Fabcell is a square textile created by 渋谷みどり (SHIBUTANI Midori), woven from flexible non-emissive yarns connected to electronic components, whose color can change depending on the temperature. The color of the exhibited dress (see photo) changed from green to red, controlled by the application of specific voltages to its conductive yarns. This technology can be exploited for fashion, or to provide information such as a wearer's emotional state. The application of strong voltages to quickly change the temperature–and thus color–of the textile poses a significant risk to the wearer and bystanders. Additional problems include a limited resistance to washing and the difficulty to create small cells.

The Wearable Synthesis concept defines clothes and accessories as modules with both input (e.g. temperature sensor) and output (e.g. colored LEDs), which connect to each other to provide a variety of effects.

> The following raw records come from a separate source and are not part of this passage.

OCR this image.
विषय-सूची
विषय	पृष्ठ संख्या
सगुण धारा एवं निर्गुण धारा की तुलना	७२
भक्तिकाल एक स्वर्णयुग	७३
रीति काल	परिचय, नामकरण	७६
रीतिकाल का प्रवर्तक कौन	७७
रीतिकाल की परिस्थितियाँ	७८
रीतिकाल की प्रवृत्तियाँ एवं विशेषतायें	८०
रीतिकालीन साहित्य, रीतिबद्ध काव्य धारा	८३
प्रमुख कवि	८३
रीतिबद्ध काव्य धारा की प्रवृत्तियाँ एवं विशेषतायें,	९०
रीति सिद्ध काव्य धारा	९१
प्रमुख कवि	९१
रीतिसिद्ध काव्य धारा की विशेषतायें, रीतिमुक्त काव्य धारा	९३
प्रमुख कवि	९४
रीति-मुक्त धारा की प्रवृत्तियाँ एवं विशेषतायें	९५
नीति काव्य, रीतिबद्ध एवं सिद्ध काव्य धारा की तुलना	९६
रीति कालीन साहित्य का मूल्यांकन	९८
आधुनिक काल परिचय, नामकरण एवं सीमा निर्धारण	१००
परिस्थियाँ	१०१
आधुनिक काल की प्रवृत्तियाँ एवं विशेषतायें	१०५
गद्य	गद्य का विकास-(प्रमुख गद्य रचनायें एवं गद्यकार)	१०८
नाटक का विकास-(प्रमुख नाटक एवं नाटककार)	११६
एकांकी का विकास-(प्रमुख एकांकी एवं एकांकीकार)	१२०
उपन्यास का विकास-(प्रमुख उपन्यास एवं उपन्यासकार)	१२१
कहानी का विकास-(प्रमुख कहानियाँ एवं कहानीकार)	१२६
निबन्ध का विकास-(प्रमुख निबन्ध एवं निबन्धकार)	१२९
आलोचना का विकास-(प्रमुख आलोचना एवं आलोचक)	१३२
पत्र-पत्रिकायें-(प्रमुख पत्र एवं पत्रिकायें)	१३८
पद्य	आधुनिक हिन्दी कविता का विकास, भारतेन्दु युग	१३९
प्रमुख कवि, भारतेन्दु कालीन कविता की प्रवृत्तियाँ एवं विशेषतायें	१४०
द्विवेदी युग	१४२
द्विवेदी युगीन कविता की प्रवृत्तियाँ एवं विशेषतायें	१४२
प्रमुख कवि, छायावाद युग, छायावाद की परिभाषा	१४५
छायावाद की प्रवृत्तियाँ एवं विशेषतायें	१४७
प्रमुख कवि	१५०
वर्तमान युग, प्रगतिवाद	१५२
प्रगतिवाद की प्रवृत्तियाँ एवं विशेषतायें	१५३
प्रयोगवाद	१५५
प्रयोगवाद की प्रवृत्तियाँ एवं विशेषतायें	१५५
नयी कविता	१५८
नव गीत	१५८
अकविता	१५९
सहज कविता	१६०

For example, a dress may change its color according to other worn items, or to the presence of an acquaintance nearby. Such a model was presented at the exhibition but did not work when I went by.

The 脇田研究室 (Wakita laboratory) was founded by 脇田玲 (WAKITA Akira) at 慶應義塾大学 (Keio university) in 2004 to investigate the future of information design. It is therefore involved in Internet-related technologies, interactions and fashion.